Валентин Гнатюк - Рюрик. Полёт сокола
— Майн либер манн! Ихь верде ауф дихь вартен!
— Нет, Ружена, скажи по-русски: «Я буду тебя ждать!»
— Йа буду тьебя шдать, — с сильным франкским выговором медленно вымолвила регина.
— Ну вот и славно, пока вернусь, постарайся научиться, гляди, как у твоего охоронца Вольфганга ладно выходит, борзо речь славянскую ухватил.
— Корошо, мой король, я будеть старайтся, — утирая выступившие слёзы, ответила девица.
Глава 2
Ольг из Приладожья
Словения. Приладожье. 858 г. Неудачное свидание 16-летнего Олега с Велиной. Отец девушки прогоняет его: «Сначала добро накопи!» Сестра Ефанда утешает брата. Приходит драккар викингов, они просят у старосты разрешения похоронить своих умерших. Ас-скальд поёт песню. Ольг вместе с 10 юношами из Приладожья нанимается к викингам гребцом в надежде заработать на свадьбу. Первое упоминание о Рароге. Морская служба. Воспитание викинга. Схватка с норманнами. Эсты спасают Ольга. Град Волин.
Юноша лет шестнадцати поглядел ещё раз на своё отражение в бочке с водой, поправил льняную рубаху с вышивкой по вороту. Новая рубаха немного топорщилась, расширяя его уже достаточно крепкие плечи и грудь. Зато поясок с обережными кельтскими рунами, что недавно для него соткала сестра, ладно охватывал стан. Порты не совсем новые, но и не старые, правда, из шерсти для зимы, но летние, которые всё время носил, для такого случая вовсе не годились.
— Ольг! — вышла на крыльцо девица лет тринадцати с зеленоватыми очами и белыми, заплетёнными в косу волосами. На ней была длинная — на вырост — рубаха из выбеленного полотна с вышивкой по вороту и на предплечьях. На шее — старинный кельтский оберег с разомкнутыми концами. — Куда ты вырядился, а порты отчего зимние надел? Опять к ней собрался? — глаза младшей сестрёнки заискрились от любопытства.
— Отчего обязательно к ней, так пройтись, да и только, — стараясь говорить беззаботно, молвил юноша.
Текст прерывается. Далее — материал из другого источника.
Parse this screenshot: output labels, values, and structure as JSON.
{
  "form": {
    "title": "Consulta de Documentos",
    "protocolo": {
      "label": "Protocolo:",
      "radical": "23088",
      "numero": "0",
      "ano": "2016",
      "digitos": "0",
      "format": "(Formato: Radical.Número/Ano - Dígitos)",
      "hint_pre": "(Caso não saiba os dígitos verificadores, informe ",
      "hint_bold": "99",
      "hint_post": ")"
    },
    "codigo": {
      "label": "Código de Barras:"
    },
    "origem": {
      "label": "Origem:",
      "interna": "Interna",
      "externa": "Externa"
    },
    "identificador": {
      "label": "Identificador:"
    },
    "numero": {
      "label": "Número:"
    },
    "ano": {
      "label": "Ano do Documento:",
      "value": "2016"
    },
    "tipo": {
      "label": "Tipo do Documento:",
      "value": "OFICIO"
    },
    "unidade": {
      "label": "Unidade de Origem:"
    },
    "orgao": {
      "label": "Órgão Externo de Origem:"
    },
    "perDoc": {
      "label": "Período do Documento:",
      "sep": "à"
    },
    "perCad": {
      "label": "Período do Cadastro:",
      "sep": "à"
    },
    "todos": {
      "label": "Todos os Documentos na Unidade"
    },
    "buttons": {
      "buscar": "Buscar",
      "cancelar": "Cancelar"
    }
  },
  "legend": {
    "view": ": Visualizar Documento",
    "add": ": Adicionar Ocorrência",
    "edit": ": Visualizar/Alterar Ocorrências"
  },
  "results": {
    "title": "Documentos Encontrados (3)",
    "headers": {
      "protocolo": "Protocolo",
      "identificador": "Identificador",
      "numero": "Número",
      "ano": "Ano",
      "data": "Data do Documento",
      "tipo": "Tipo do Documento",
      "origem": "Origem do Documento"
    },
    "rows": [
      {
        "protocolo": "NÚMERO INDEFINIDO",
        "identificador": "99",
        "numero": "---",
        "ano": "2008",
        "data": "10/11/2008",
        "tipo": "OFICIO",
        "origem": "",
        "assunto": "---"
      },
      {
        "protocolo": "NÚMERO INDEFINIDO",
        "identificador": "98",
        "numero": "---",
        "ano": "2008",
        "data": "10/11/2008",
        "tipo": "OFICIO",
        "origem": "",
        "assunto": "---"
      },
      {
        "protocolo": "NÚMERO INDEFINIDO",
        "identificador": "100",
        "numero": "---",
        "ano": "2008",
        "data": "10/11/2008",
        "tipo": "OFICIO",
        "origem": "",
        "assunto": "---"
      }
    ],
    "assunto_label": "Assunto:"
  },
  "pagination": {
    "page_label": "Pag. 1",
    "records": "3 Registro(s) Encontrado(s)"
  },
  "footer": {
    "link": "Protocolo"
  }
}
Он немного подумал и надел на голову берестяное очелье, которым обычно прихватывал свои длинные белесые, как у сестры, волосы во время работы.
— Это чтоб волосы не мешали, коли целоваться придётся? — ехидно прыснула сестрёнка и тут же шмыгнула обратно в дверь, потому что брат обрызгал её зачерпнутой из бочки пригоршней воды.
Проходя по улице, Ольг поздоровался с кузнецом, который отдыхал после нелёгкой работы на широкой колоде. Прошлым летом юноша у него был в подмастерьях.
— А что, Ольг, не решил ещё ко мне в ученики пойти, гляди, ведь так, как я, тебя никто не научит, — окликнул его закопченный мастеровой. — Вот уйду на покой, так ты первым кузнецом на всём Приладожье будешь, точно тебе реку!
— Дяька Кряж, разве мало у нас ребят крепких, вон Окунь, Валуй, Шульга…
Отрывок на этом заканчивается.